For the lighting of the third pink candle of your Advent wreath, I invite you to join the School Sisters of Notre Dame by looking for times when you brought joy and a time when you received joy. Pray for joy for the loved ones in your life.


An Advent Reflection on Love

Sister Marcie Solms, SSND

Sister Martha Jean SolmsAs the people of Israel waited for the Messiah to come, so we are reminded each Advent season, during this time of waiting, of our need for the rebirth of Jesus, to come more fully into our hurting world. What do we need most at this time in our salvation history?

The opening lyrics of Jackie DeShannon’s song, “What the World Needs Now is Love,” says it well, “What the world needs now, is love sweet love. It’s the only thing that there’s just too little of.” Imagine if we could experience more civility, acceptance and love in the arena of political debate and governance. What would it be like if kindness and forgiveness could replace revenge and violence? Just think, if corporate executives and business leaders made economic decisions in the context of the common good for all God’s people and all of creation!

If love could replace anger and fear, God’s incarnation in the person of Jesus would shine in new ways.
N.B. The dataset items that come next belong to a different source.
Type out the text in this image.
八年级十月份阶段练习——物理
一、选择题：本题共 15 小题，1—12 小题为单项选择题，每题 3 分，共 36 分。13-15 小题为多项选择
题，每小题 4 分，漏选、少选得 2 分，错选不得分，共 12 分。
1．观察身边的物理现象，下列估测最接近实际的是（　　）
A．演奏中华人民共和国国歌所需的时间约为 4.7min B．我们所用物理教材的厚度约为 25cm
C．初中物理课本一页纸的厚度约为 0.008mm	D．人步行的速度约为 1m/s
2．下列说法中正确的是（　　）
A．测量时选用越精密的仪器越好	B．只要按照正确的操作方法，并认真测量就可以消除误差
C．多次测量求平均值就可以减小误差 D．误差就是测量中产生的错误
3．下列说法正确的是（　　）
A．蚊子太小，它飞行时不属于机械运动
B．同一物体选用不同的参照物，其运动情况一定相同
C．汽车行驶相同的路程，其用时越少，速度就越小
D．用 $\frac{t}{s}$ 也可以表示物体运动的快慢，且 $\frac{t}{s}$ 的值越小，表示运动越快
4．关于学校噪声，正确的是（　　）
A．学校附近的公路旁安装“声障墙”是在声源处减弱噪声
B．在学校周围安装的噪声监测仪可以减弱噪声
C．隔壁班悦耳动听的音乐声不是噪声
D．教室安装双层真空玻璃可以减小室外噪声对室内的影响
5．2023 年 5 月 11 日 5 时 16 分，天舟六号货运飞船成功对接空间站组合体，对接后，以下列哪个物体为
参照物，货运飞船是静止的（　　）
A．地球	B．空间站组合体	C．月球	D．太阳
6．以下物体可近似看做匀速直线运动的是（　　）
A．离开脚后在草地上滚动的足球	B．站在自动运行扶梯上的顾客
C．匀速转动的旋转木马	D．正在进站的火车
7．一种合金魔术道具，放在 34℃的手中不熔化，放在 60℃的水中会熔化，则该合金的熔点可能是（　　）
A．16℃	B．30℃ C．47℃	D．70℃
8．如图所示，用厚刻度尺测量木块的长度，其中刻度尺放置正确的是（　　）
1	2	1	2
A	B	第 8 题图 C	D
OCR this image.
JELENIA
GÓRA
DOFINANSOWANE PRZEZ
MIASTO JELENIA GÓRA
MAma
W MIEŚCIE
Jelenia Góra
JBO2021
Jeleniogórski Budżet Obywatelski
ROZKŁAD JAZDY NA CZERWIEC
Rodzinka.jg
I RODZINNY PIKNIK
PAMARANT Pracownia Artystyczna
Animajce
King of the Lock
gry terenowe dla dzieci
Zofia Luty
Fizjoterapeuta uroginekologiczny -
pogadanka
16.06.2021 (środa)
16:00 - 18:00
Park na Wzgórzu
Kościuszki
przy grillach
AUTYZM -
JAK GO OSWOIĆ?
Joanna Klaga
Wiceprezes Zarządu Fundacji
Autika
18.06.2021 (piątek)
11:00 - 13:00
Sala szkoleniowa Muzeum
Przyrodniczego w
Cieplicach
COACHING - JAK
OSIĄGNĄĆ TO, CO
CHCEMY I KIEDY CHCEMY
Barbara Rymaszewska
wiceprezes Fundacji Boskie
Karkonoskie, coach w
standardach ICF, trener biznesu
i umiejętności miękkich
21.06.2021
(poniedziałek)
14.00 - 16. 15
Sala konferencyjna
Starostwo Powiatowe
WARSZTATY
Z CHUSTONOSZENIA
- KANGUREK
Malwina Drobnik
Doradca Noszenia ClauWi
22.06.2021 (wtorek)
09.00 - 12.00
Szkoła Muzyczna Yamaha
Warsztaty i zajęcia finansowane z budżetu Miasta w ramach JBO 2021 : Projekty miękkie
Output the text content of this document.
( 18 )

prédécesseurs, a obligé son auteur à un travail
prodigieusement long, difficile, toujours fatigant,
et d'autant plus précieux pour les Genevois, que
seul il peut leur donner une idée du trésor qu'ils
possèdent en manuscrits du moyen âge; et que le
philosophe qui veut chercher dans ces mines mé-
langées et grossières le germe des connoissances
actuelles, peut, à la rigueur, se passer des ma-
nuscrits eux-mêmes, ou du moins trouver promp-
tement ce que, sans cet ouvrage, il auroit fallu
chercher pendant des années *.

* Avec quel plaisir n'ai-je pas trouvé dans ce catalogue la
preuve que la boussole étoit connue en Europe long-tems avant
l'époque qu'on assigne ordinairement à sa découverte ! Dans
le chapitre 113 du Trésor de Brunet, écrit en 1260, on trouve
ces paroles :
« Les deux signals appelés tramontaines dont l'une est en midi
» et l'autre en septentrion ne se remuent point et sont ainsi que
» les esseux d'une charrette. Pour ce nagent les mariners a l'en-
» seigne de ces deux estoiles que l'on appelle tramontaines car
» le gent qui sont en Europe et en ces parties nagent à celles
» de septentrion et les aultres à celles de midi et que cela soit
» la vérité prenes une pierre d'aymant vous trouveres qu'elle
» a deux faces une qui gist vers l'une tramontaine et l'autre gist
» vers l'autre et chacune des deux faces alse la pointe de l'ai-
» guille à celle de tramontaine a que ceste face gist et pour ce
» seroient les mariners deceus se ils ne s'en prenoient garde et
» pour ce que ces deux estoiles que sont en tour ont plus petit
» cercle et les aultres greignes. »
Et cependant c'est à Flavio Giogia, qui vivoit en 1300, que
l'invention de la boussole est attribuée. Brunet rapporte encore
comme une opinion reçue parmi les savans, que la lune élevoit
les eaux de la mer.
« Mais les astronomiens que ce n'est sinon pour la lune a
With God’s grace during this season of Advent, we can journey towards being more loving, individually, as a faith community and as a nation. Our future and our earth are depending on this. “Come Lord Jesus; be born anew in our hearts!”

For the lighting of the fourth purple candle of your Advent wreath, I invite you to pray with the School Sisters of Notre Dame. Our prayer this week is for love. Love for each other, life and the earth that God so graciously gave to us.